The Sixth Circuit recently accepted Dixon v. Houk for en banc review.  In that case, the police obtained a confession after five hours of interrogations without Miranda warnings, and then gave the Miranda warnings before obtaining a taped confession.  The panel opinion, written by Judge Merritt, held that Missouri v. Seibert, 542 U.S. 600 (2004), was meant to stop such a “deliberate question-first, warn-later strategy” that police departments had adopted after Oregon v. Elstad, 470 U.S. 298 (1985).  The language that perhaps attracted en banc review was the opinion that the result was not just required by Seibert, but directly by the constitution:

A confession obtained by this kind of police pressure is inadmissible under Miranda and coerced and involuntary under the Due Process Clause.

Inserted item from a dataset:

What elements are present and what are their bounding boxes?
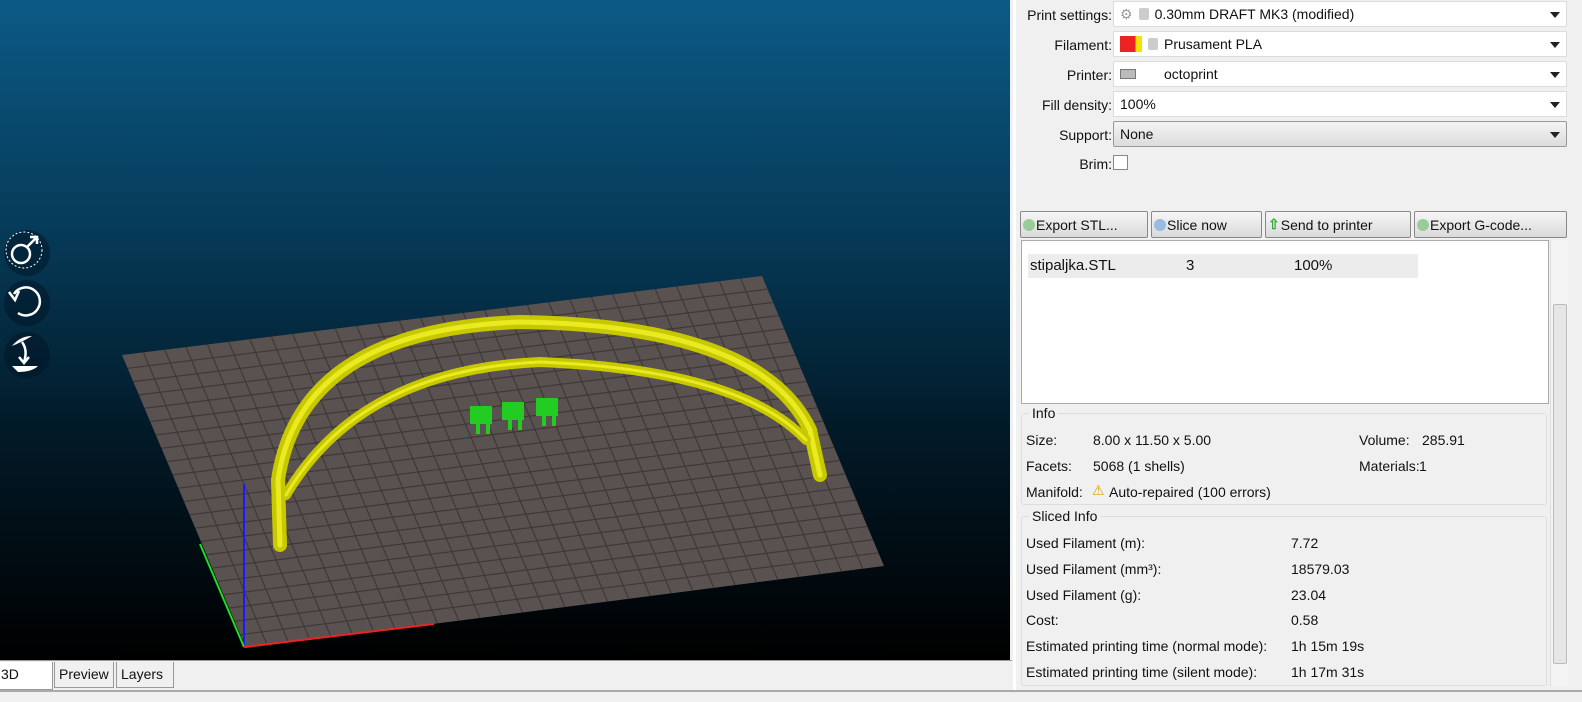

If the consequences of this kind of deliberate, unlawful conduct specifically designed to violate Miranda and get a confession is allowed to prevail, as our dissenting colleague contends, the time has come to simply overrule Miranda.

The dissent, written by Judge Siler, emphasizes the breath Elstad and minimizes the effect of Seibert.  Judge Siler finds that the second confession was permissible as a voluntary confession under Elstad because of the four-hour lapse between the two confessions and the police officers’ claims that Dixon said his attorney advised him to talk to the police (however crazy that sounds).